Planner execution uses grouped tool hints backed by the same provider registry. Examples include:

- `multi_default`
- `open_metadata`
- `biomedical`
- `preprints_wide`
- `broad_scholarly`

## This keeps direct CLI search and planner-guided search aligned.

## Testing

Run the test suite with:

```bash
PYTHONPATH=. pytest -q
```

The test suite includes:

- unit tests for provider resolution and reader id normalization
- fixture-based parsing tests for provider payload normalization
- planner/tool registry coverage

---

## MCP Server Notes

This repository currently provides the provider layer and tool abstractions needed for an MCP server, but it does not yet ship a dedicated MCP server module.

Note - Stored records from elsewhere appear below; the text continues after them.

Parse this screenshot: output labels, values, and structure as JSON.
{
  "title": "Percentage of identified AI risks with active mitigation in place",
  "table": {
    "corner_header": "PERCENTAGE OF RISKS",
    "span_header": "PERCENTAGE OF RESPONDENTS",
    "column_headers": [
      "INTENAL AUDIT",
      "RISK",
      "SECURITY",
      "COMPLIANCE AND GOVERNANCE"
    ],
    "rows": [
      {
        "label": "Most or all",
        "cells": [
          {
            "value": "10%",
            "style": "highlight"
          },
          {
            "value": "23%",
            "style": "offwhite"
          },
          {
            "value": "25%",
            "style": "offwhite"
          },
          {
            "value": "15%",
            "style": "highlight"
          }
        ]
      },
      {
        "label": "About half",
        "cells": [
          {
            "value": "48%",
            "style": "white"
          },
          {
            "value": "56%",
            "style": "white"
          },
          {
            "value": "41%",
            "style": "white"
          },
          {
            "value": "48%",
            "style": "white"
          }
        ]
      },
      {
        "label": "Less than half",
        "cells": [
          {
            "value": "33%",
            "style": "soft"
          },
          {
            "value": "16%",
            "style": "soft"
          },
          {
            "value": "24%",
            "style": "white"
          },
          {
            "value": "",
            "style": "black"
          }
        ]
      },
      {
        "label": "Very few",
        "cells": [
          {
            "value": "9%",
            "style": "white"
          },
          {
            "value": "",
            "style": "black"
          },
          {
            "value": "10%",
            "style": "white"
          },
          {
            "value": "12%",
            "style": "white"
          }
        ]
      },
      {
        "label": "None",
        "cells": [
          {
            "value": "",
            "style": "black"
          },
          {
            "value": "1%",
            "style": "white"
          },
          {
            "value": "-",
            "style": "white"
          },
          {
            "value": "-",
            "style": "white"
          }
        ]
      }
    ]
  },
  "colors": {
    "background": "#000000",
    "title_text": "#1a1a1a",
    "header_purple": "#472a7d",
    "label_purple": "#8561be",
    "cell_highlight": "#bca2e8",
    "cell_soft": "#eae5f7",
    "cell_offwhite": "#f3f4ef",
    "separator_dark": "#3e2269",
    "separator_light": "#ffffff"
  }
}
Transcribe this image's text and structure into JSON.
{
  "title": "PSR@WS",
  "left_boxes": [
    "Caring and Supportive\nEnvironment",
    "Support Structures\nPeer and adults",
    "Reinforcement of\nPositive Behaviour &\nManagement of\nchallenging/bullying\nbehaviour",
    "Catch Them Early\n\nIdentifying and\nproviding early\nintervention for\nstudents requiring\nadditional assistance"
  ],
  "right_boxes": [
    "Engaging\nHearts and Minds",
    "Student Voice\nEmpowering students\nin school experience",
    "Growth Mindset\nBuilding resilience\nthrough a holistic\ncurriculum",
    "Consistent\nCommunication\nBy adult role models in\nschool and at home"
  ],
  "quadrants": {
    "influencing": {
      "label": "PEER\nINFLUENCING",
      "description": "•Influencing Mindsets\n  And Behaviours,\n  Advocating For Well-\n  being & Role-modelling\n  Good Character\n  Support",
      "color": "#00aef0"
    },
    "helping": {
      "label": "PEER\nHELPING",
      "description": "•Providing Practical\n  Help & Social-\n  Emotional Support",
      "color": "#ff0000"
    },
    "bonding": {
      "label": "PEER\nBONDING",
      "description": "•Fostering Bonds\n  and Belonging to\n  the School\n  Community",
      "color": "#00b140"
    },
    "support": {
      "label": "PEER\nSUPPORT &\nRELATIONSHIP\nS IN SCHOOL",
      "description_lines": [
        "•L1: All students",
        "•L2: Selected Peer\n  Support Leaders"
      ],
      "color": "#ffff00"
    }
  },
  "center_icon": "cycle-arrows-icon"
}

If you want to expose it over MCP, the intended pattern is:

1. create a thin MCP adapter around the existing provider registry and reader entrypoints
2. expose stable tools such as `search_papers`, `read_paper`, `download_paper`, and `list_providers`
3. return JSON-serializable `Paper.to_dict()` payloads
4. keep MCP tool definitions generic and pass provider ids as parameters instead of creating one MCP tool per provider

Example MCP tools to expose:

- `search_papers`: search across one or more providers
- `read_paper`: fetch normalized metadata by stable id
- `download_paper`: download or export a paper as `pdf`, `txt`, or `md`
- `list_providers`: return provider capability metadata

Example Claude Desktop configuration:

```json
{
  "mcpServers": {
    "paperhub": {
      "command": "python",
      "args": ["-m", "paperhub_cli.mcp.server"],
      "env": {
        "PAPERHUB_UNPAYWALL_EMAIL": "you@example.com",
        "PAPERHUB_SEMANTIC_SCHOLAR_API_KEY": "your-api-key"
      }
    }
  }
}
```

If you prefer a CLI-style entrypoint, the intended UX would be similar to:

```json
{
  "mcpServers": {
    "paperhub": {
      "command": "paperhub-cli",
      "args": ["mcp"]
    }
  }
}
```

## Caveats

- Some providers are best-effort or metadata-only.
- Read/download support depends on OA links or provider capabilities.
- Fragile sources such as Scholar-style scraping and Sci-Hub-style flows should remain opt-in.
- Upstream APIs and HTML layouts may change and require parser maintenance.

---

## License / Attribution

This project references provider behavior and capability ideas similar to `paper-search-mcp`, but implements native async provider support directly in this repository rather than depending on that package.